Updated: Apr 24, 2020
Pink Wall is a tantalising trailer, portraying snippets of the narrative to the viewer, leaving off the finer details to be unravelled about the distressed lovers. Written and directed by Tom Cullan, known for his passionate romantic tales such as 'The Other Half' and 'Weekend', his genius storytelling of a fanatic relationship was again blossoming. Pink Wall was undoubtedly going to be another rollercoaster of emotion between this fierce couple.
The opening scene was a unique entertaining watch. By having the camera situated blindly in the middle of the table, whilst the family caught up in discussions, gave the audience an outsider perspective of the drama. The sudden change of tone throughout the movie was humbling as it showed the audience the authenticity of their relationship.

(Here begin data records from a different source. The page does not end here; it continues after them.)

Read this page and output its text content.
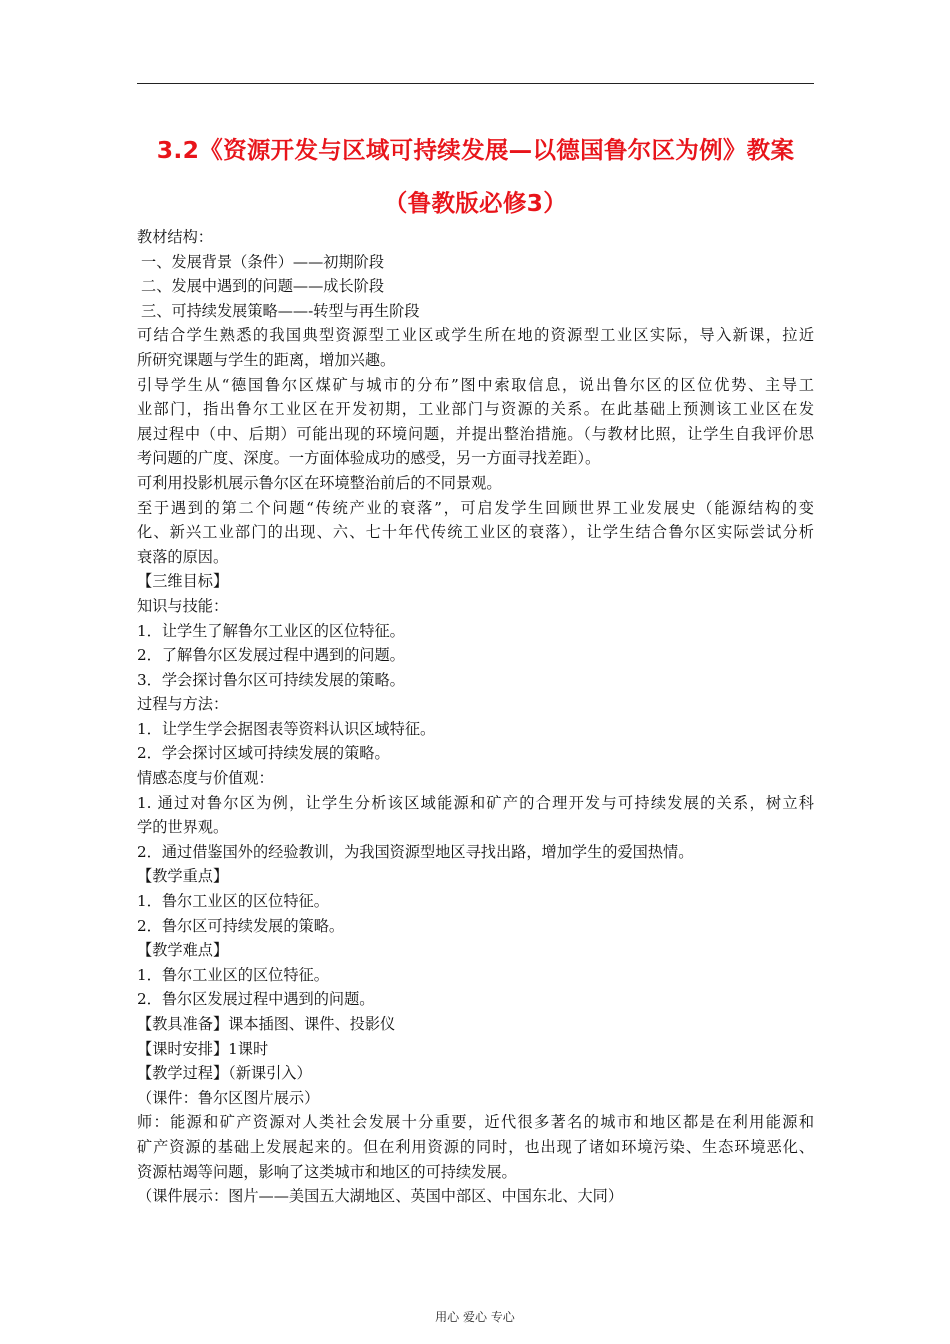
3.2《资源开发与区域可持续发展—以德国鲁尔区为例》教案
（鲁教版必修3）
教材结构：
一、发展背景（条件）——初期阶段
二、发展中遇到的问题——成长阶段
三、可持续发展策略——-转型与再生阶段
可结合学生熟悉的我国典型资源型工业区或学生所在地的资源型工业区实际，导入新课，拉近
所研究课题与学生的距离，增加兴趣。
引导学生从“德国鲁尔区煤矿与城市的分布”图中索取信息，说出鲁尔区的区位优势、主导工
业部门，指出鲁尔工业区在开发初期，工业部门与资源的关系。在此基础上预测该工业区在发
展过程中（中、后期）可能出现的环境问题，并提出整治措施。（与教材比照，让学生自我评价思
考问题的广度、深度。一方面体验成功的感受，另一方面寻找差距）。
可利用投影机展示鲁尔区在环境整治前后的不同景观。
至于遇到的第二个问题“传统产业的衰落”，可启发学生回顾世界工业发展史（能源结构的变
化、新兴工业部门的出现、六、七十年代传统工业区的衰落），让学生结合鲁尔区实际尝试分析
衰落的原因。
【三维目标】
知识与技能：
1．让学生了解鲁尔工业区的区位特征。
2．了解鲁尔区发展过程中遇到的问题。
3．学会探讨鲁尔区可持续发展的策略。
过程与方法：
1．让学生学会据图表等资料认识区域特征。
2．学会探讨区域可持续发展的策略。
情感态度与价值观：
1. 通过对鲁尔区为例，让学生分析该区域能源和矿产的合理开发与可持续发展的关系，树立科
学的世界观。
2．通过借鉴国外的经验教训，为我国资源型地区寻找出路，增加学生的爱国热情。
【教学重点】
1．鲁尔工业区的区位特征。
2．鲁尔区可持续发展的策略。
【教学难点】
1．鲁尔工业区的区位特征。
2．鲁尔区发展过程中遇到的问题。
【教具准备】课本插图、课件、投影仪
【课时安排】1课时
【教学过程】（新课引入）
（课件：鲁尔区图片展示）
师：能源和矿产资源对人类社会发展十分重要，近代很多著名的城市和地区都是在利用能源和
矿产资源的基础上发展起来的。但在利用资源的同时，也出现了诸如环境污染、生态环境恶化、
资源枯竭等问题，影响了这类城市和地区的可持续发展。
（课件展示：图片——美国五大湖地区、英国中部区、中国东北、大同）
用心 爱心 专心
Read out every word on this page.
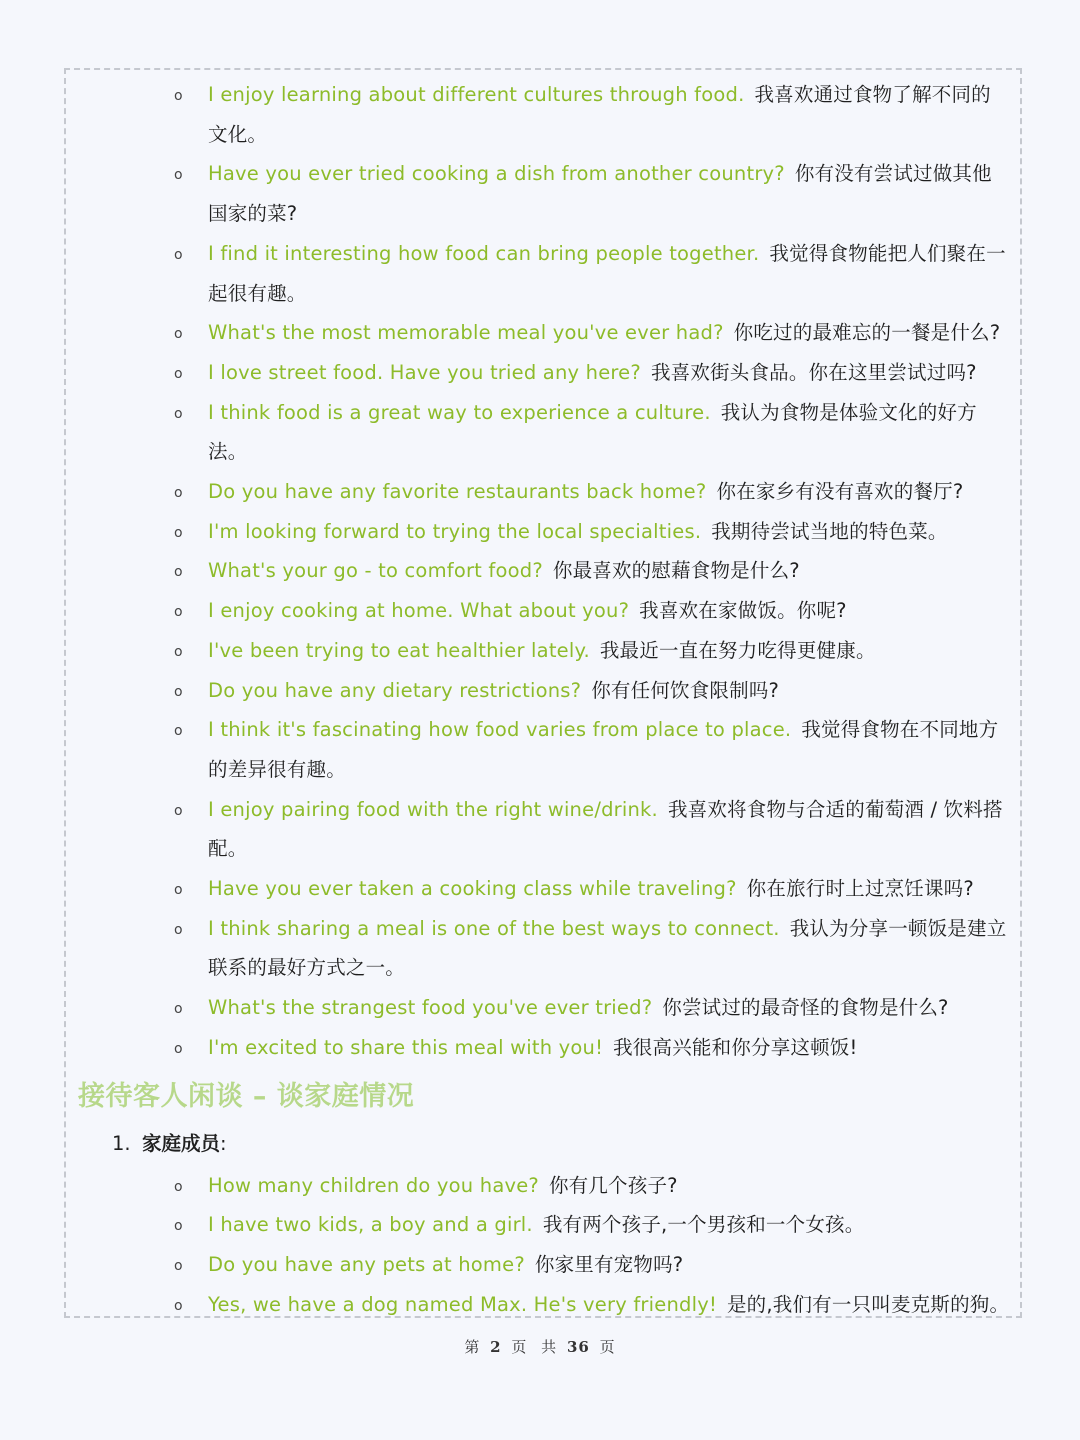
o I enjoy learning about different cultures through food. 我喜欢通过食物了解不同的文化。
o Have you ever tried cooking a dish from another country? 你有没有尝试过做其他国家的菜?
o I find it interesting how food can bring people together. 我觉得食物能把人们聚在一起很有趣。
o What's the most memorable meal you've ever had? 你吃过的最难忘的一餐是什么?
o I love street food. Have you tried any here? 我喜欢街头食品。你在这里尝试过吗?
o I think food is a great way to experience a culture. 我认为食物是体验文化的好方法。
o Do you have any favorite restaurants back home? 你在家乡有没有喜欢的餐厅?
o I'm looking forward to trying the local specialties. 我期待尝试当地的特色菜。
o What's your go - to comfort food? 你最喜欢的慰藉食物是什么?
o I enjoy cooking at home. What about you? 我喜欢在家做饭。你呢?
o I've been trying to eat healthier lately. 我最近一直在努力吃得更健康。
o Do you have any dietary restrictions? 你有任何饮食限制吗?
o I think it's fascinating how food varies from place to place. 我觉得食物在不同地方的差异很有趣。
o I enjoy pairing food with the right wine/drink. 我喜欢将食物与合适的葡萄酒 / 饮料搭配。
o Have you ever taken a cooking class while traveling? 你在旅行时上过烹饪课吗?
o I think sharing a meal is one of the best ways to connect. 我认为分享一顿饭是建立联系的最好方式之一。
o What's the strangest food you've ever tried? 你尝试过的最奇怪的食物是什么?
o I'm excited to share this meal with you! 我很高兴能和你分享这顿饭!
接待客人闲谈 – 谈家庭情况
1. 家庭成员:
o How many children do you have? 你有几个孩子?
o I have two kids, a boy and a girl. 我有两个孩子,一个男孩和一个女孩。
o Do you have any pets at home? 你家里有宠物吗?
o Yes, we have a dog named Max. He's very friendly! 是的,我们有一只叫麦克斯的狗。
第 2 页 共 36 页
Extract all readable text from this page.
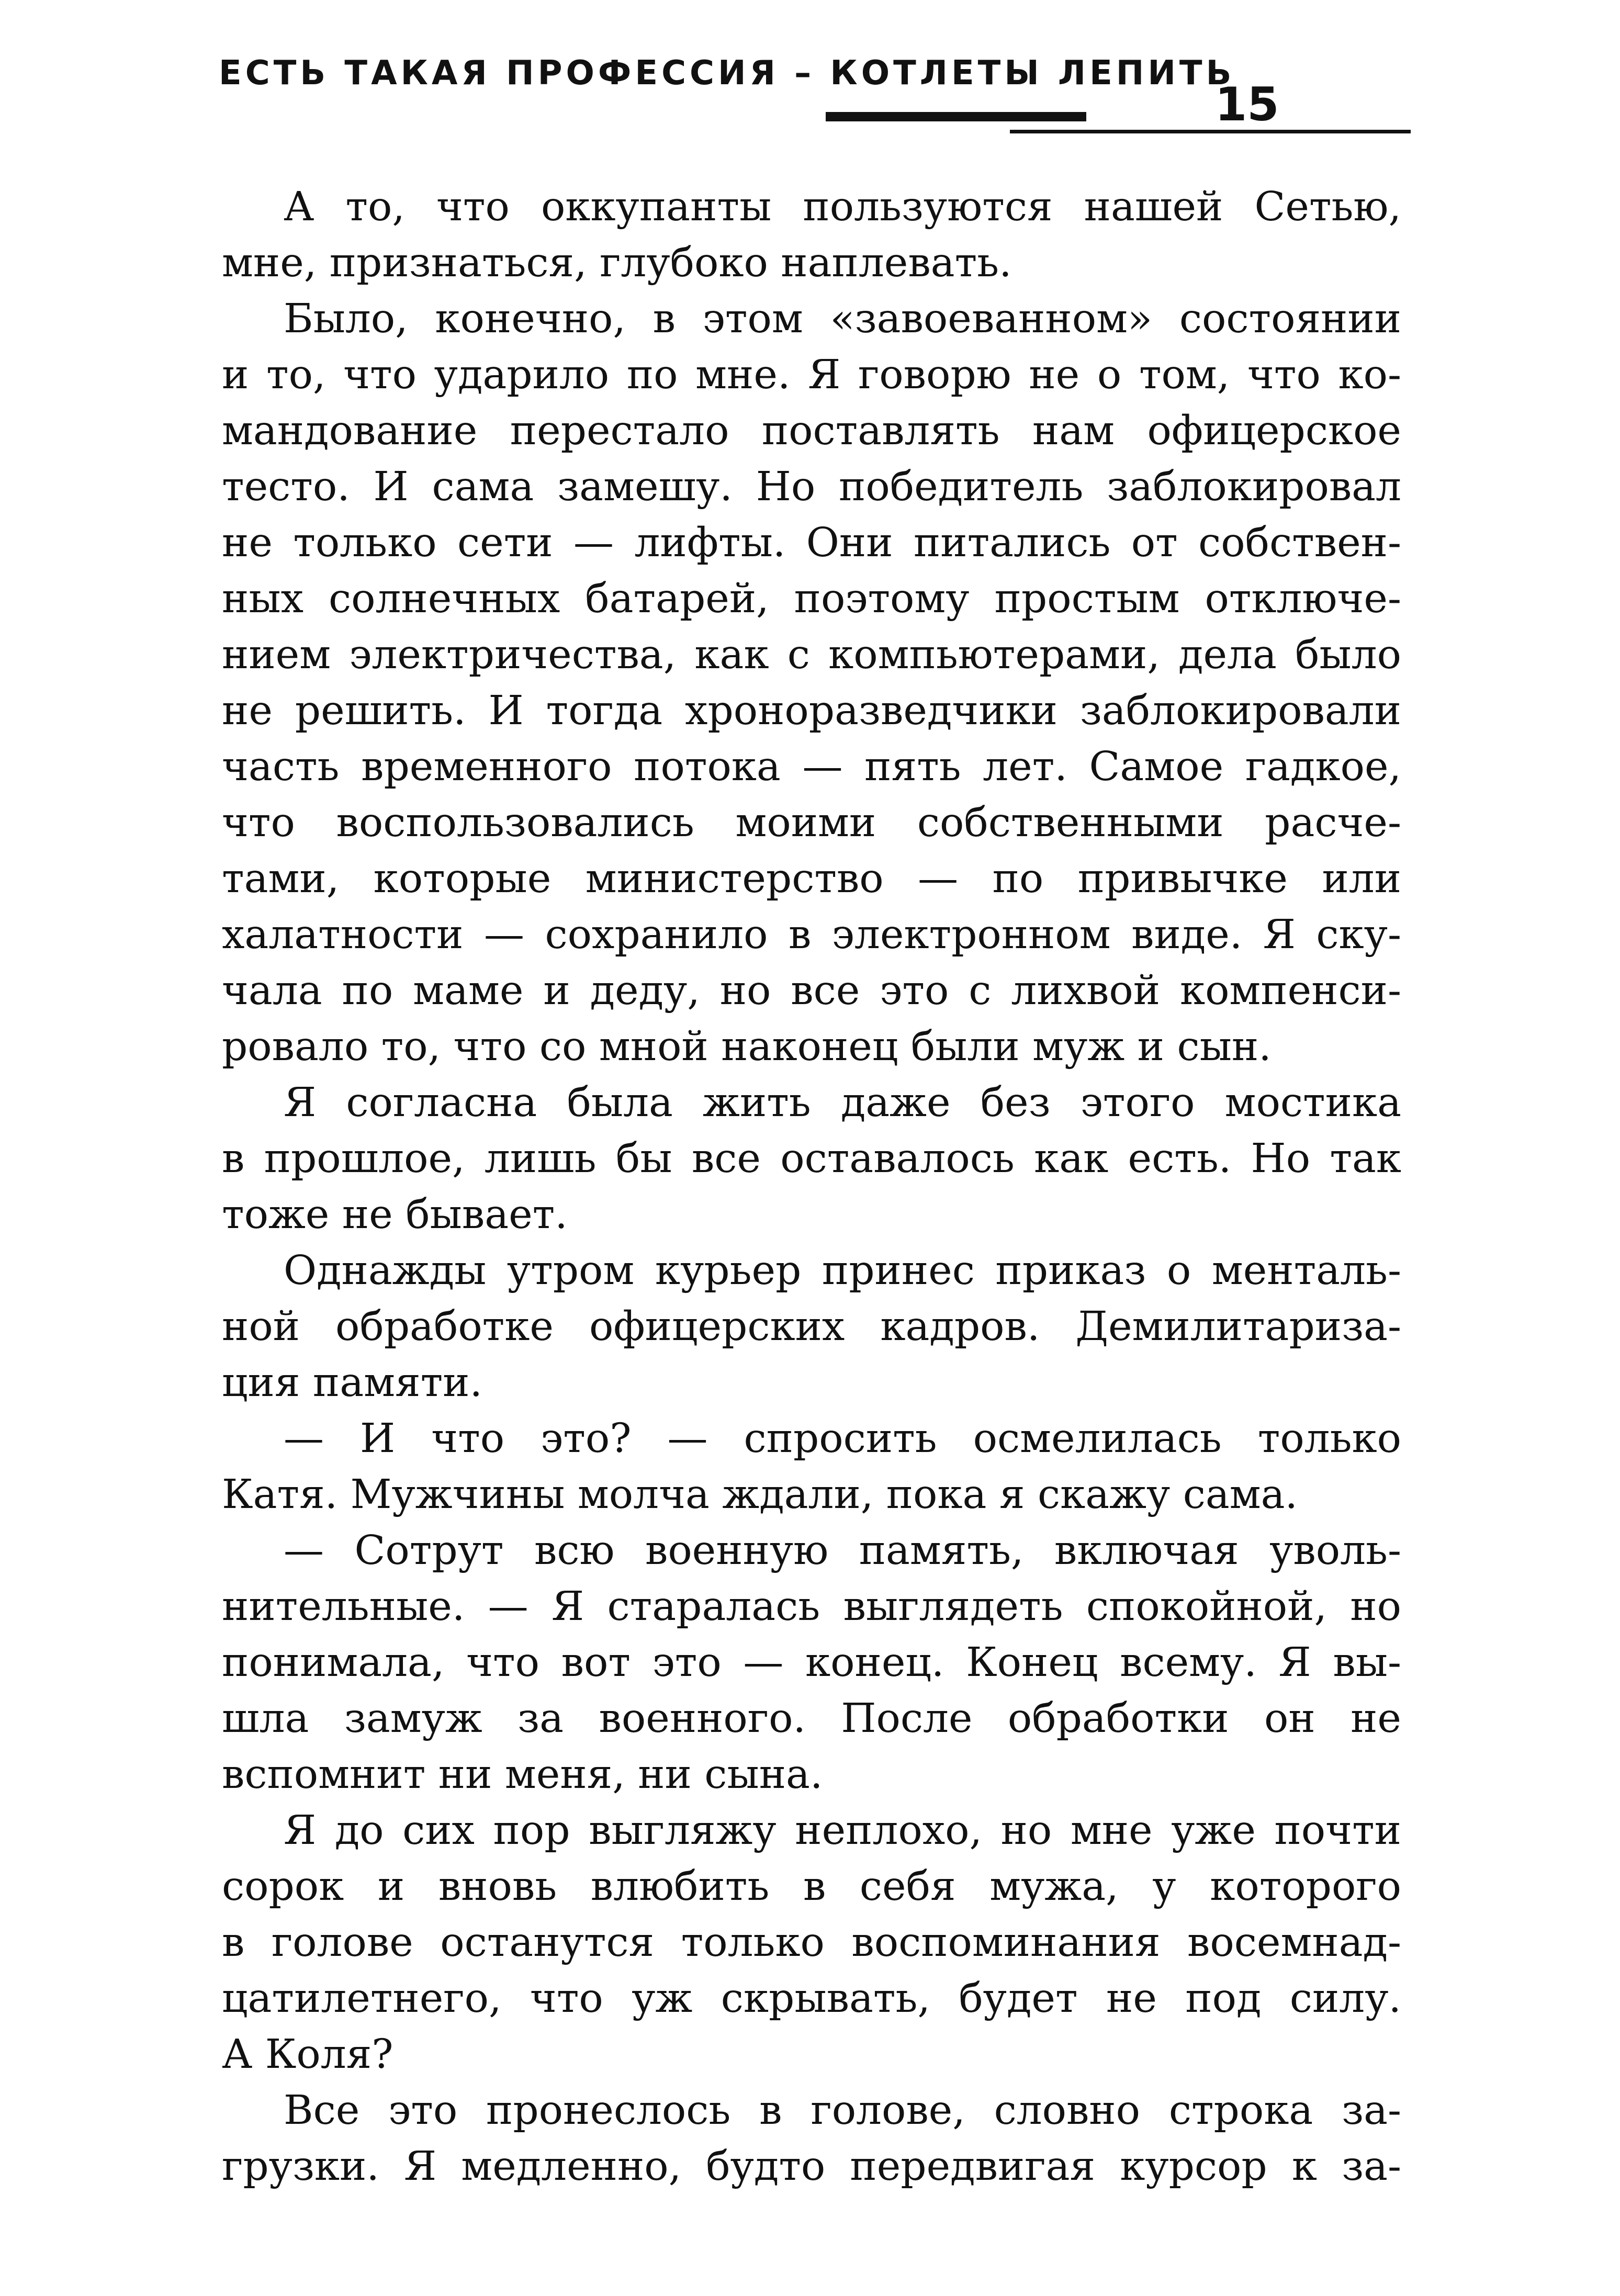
ЕСТЬ ТАКАЯ ПРОФЕССИЯ – КОТЛЕТЫ ЛЕПИТЬ
15
А то, что оккупанты пользуются нашей Сетью,
мне, признаться, глубоко наплевать.
Было, конечно, в этом «завоеванном» состоянии
и то, что ударило по мне. Я говорю не о том, что ко-
мандование перестало поставлять нам офицерское
тесто. И сама замешу. Но победитель заблокировал
не только сети — лифты. Они питались от собствен-
ных солнечных батарей, поэтому простым отключе-
нием электричества, как с компьютерами, дела было
не решить. И тогда хроноразведчики заблокировали
часть временного потока — пять лет. Самое гадкое,
что воспользовались моими собственными расче-
тами, которые министерство — по привычке или
халатности — сохранило в электронном виде. Я ску-
чала по маме и деду, но все это с лихвой компенси-
ровало то, что со мной наконец были муж и сын.
Я согласна была жить даже без этого мостика
в прошлое, лишь бы все оставалось как есть. Но так
тоже не бывает.
Однажды утром курьер принес приказ о менталь-
ной обработке офицерских кадров. Демилитариза-
ция памяти.
— И что это? — спросить осмелилась только
Катя. Мужчины молча ждали, пока я скажу сама.
— Сотрут всю военную память, включая уволь-
нительные. — Я старалась выглядеть спокойной, но
понимала, что вот это — конец. Конец всему. Я вы-
шла замуж за военного. После обработки он не
вспомнит ни меня, ни сына.
Я до сих пор выгляжу неплохо, но мне уже почти
сорок и вновь влюбить в себя мужа, у которого
в голове останутся только воспоминания восемнад-
цатилетнего, что уж скрывать, будет не под силу.
А Коля?
Все это пронеслось в голове, словно строка за-
грузки. Я медленно, будто передвигая курсор к за-
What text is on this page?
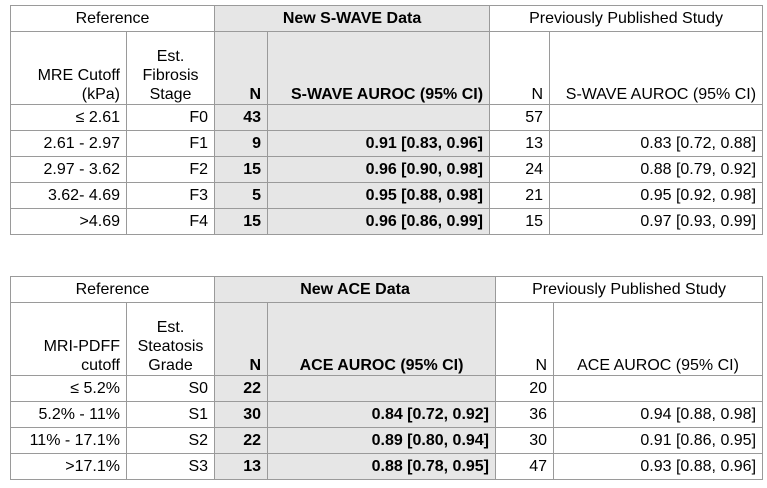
Reference		New S-WAVE Data		Previously Published Study	

MRE Cutoff
(kPa)	Est.
Fibrosis
Stage	N	S-WAVE AUROC (95% CI)	N	S-WAVE AUROC (95% CI)
≤ 2.61	F0	43		57	
2.61 - 2.97	F1	9	0.91 [0.83, 0.96]	13	0.83 [0.72, 0.88]
2.97 - 3.62	F2	15	0.96 [0.90, 0.98]	24	0.88 [0.79, 0.92]
3.62- 4.69	F3	5	0.95 [0.88, 0.98]	21	0.95 [0.92, 0.98]
>4.69	F4	15	0.96 [0.86, 0.99]	15	0.97 [0.93, 0.99]
Reference		New ACE Data		Previously Published Study	

MRI-PDFF
cutoff	Est.
Steatosis
Grade	N	ACE AUROC (95% CI)	N	ACE AUROC (95% CI)
≤ 5.2%	S0	22		20	
5.2% - 11%	S1	30	0.84 [0.72, 0.92]	36	0.94 [0.88, 0.98]
11% - 17.1%	S2	22	0.89 [0.80, 0.94]	30	0.91 [0.86, 0.95]
>17.1%	S3	13	0.88 [0.78, 0.95]	47	0.93 [0.88, 0.96]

For instance when Jenna and Leon fought secretly in the pub garden, disgracing each other with abusive insults and then surprisingly coming to an embrace of uncomfortable giggles. The non linear narrative worked like clockwork, exploring the different stages of a relationship from year one to year six, as they battle between crossroads in their lives. Done similarly with '500 days of summer' and 'Eternal sunshine of the spotless mind' the acting and passion between the characters is strong enough to carry the audience quickly between stages of their lives, without leaving you confused. There are many relatable themes for audiences adulting in a city, from Jenna's early days of drinking with girlfriends in night clubs, swiftly followed by hosting dinner parties when she becomes a working producer. Tom cleverly uses these scenes to explore crucial topics surrounding working women through some empowering speeches between friends. The movie effortlessly ends with such delicacy, contrasting the blubbering break up on the mountains against the first night they spent together, holding one and other in each's arms on the floor, as they silently drift off to sleep.
Tatiana Maslany is sensational, her expressions towards the words in the script is breathtaking and leaves the audience fighting for her ambitions. On the other hand, Jay Duplass' portrayal of Leon is a difficult watch. Whereas he leaves the audience chuckling in moments of sincerity with his darker days of unemployment at home, it's tougher to connect with his characters love towards Tatiana throughout the movie. His character comes across more eccentric at times, and I feel another actor might have been better to explore a more emotional story for both characters.
Overall, Tom Cullen creates a stunning factual entity of a relationship depicted through film. Through his simplistic style of cinematography, the audience can relate to these characters difficult arguments and struggles, without having to include a multitude of scenes and extra characters. The fact we never see Jenna's brother's face, or witness the scene of her cheating affair, makes the monologues more powerful and descriptive for the audience. It's a beautiful tale, drawing on the brutal reality of growing up, choosing between pursuing your own dreams alone or holding onto your relationship.